Unusual Coulomb excitations in ABC-stacked trilayer graphene

TL;DR

This paper develops a layer-based RPA method to explore unique electronic excitations in ABC-stacked trilayer graphene, revealing complex plasmon modes and their damping influenced by energy bands and doping.

Contribution

It introduces a comprehensive layer-dependent RPA approach to analyze Coulomb excitations in ABC-stacked trilayer graphene, highlighting novel plasmon behaviors and damping effects.

Findings

Identification of five distinct plasmon modes.

Significant Landau damping affecting excitation spectra.

Dramatic change in acoustic plasmon dispersion with doping.

Abstract

The layer-based random-phase approximation is further developed to investigate electronic excitations in tri-layer ABC-stacked graphene. All the layer-dependent atomic interactions and Coulomb interactions are included in the dynamic charge screening.
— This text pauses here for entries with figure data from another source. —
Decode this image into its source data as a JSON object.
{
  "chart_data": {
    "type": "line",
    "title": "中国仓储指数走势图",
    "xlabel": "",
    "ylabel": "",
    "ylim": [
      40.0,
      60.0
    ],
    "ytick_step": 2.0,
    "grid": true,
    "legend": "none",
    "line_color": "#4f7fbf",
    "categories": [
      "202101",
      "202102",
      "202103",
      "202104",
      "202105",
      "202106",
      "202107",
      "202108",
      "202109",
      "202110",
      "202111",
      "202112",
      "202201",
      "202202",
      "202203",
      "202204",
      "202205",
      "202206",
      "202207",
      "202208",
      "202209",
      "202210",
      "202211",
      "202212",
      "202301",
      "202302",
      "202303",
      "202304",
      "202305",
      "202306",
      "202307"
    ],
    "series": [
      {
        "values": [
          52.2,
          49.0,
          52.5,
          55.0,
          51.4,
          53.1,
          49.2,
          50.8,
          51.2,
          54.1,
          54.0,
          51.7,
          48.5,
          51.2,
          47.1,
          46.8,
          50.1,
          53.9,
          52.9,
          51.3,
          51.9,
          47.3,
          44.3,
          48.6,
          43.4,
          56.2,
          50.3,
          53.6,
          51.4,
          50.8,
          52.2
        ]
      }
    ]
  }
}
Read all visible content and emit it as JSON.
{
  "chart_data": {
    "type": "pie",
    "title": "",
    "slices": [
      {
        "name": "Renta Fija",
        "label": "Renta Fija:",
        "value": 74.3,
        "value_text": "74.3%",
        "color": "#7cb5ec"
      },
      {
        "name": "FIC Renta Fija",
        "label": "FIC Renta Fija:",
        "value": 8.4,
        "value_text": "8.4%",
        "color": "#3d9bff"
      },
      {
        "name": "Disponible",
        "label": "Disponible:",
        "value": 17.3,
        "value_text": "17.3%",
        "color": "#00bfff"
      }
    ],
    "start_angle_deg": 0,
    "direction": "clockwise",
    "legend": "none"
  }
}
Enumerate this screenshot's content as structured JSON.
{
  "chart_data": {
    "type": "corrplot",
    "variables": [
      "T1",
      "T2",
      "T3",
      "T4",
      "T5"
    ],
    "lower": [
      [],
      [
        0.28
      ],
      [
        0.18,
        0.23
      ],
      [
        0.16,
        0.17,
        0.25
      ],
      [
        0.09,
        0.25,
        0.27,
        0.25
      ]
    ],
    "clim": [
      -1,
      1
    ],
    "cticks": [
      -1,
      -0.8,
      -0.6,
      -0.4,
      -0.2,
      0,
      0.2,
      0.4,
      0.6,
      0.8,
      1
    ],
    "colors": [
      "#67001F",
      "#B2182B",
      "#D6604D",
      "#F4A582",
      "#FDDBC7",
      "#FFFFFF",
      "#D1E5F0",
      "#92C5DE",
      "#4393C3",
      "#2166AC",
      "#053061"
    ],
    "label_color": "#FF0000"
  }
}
There exist rich and unique (momentum, frequency)-excitation phase diagrams, in which the complex single-particle excitations and five kinds of plasmon modes, are dominated by the unusual energy bands and doping carrier densities. The latter frequently experience the significant Landau damping due to the former, leading to the coexistence/destruction in the energy loss spectra. Specifically, the dispersion of the only acoustic plasmon in pristine case is dramatically changed from linear into quadratic even at very low doping.